Ethics rules prohibit lawyers from representing clients on opposite sides of a legal dispute. While lawyers try to comply by running thorough conflicts checks before hiring new lawyers or merging with other firms, those checks don't always resolve the conflicts.

When a conflict is found, lawyers often ask clients to waive it. If they don't, law firms sometimes resolve the problem by dropping certain clients or laying off lawyers.

BOOTING LAWYERS

In several recent cases, judges have booted lawyers when conflicts emerged, resulting in a burden on clients to find new counsel. That process can cost millions of dollars as lawyers ramp up their billable hours to get familiar with a new case.

For example, a San Francisco federal judge in 2012 disqualified law firm McDermott Will & Emery from advising web translation firm MotionPoint Corp. in a patent dispute with a rival company because McDermott had hired partners from a firm that had represented the rival.

MotionPoint lost the patent case and turned around and sued McDermott for the $10 million it claims to have incurred as a result of bringing new lawyers up to speed to try and salvage the case, among other damages. A trial is scheduled for February 2016 in state court in San Mateo, California.

McDermott declined to comment. 

Last year, a judge in federal bankruptcy court in Riverside, California, ruled that law firm Winston & Strawn couldn't represent bond insurer National Public Finance Guarantee Corp. in the bankruptcy of San Bernardino County because Winston had hired lawyers from another firm that had worked on the same matter for a state pension fund that had opposed National. Winston declined to comment, as did National.

To avoid the increasing conflicts created by all this activity, some law firms have asked their clients to waive conflicts in advance. That hasn't helped in the Squire Patton Boggs case.
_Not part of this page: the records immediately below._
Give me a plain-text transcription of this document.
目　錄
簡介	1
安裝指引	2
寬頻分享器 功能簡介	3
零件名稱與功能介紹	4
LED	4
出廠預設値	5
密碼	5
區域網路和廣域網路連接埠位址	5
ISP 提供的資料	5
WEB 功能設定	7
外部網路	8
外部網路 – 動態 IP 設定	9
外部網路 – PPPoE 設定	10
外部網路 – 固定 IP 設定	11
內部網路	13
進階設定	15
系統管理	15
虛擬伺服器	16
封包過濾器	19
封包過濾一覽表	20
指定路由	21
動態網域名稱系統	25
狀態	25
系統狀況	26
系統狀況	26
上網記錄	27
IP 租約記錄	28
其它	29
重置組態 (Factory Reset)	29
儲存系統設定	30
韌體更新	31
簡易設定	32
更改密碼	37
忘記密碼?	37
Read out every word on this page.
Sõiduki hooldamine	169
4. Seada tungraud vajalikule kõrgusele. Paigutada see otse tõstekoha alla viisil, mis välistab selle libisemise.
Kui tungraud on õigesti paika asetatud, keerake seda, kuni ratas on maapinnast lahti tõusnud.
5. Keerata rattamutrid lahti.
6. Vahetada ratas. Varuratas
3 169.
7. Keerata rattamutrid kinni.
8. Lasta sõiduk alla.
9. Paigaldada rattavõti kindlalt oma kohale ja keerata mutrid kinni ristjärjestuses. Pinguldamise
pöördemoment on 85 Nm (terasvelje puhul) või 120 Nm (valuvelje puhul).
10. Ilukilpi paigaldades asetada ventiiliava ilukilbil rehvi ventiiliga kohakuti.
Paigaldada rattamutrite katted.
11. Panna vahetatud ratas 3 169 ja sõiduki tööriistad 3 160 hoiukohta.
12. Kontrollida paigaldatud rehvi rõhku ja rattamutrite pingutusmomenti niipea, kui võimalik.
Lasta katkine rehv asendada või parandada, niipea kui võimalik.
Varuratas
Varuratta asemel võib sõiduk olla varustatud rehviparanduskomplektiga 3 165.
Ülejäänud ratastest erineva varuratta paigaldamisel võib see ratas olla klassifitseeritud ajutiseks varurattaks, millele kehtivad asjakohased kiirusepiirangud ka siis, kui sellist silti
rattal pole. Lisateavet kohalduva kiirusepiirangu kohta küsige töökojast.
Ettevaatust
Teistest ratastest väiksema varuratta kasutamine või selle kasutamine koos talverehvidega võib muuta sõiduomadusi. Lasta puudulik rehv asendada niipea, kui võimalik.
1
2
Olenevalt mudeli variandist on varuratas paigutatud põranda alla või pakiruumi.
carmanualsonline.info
In addition to Tate, another former Patton Boggs client, Ingredion Inc., is also asking the judge to disqualify the merged firm. Squire Patton Boggs says Ingredion was not a current client when the firm's merger occurred. Ingredion supplies ingredients used in making foods and beverages, cosmetics, baby powder and other products.

The practice of asking for advance waivers has gotten under the skin of more than a few company lawyers.

Jeff Carr, who recently retired as general counsel of energy equipment provider FMC Technologies, called advance waivers unreasonable. "Large firm views on conflicts drive me crazy," said Carr, who has been outspoken on issues related to lawyer-client relations. "I have this bizarre concept that I'm the customer, so it should be about me and my company, not them – go figure."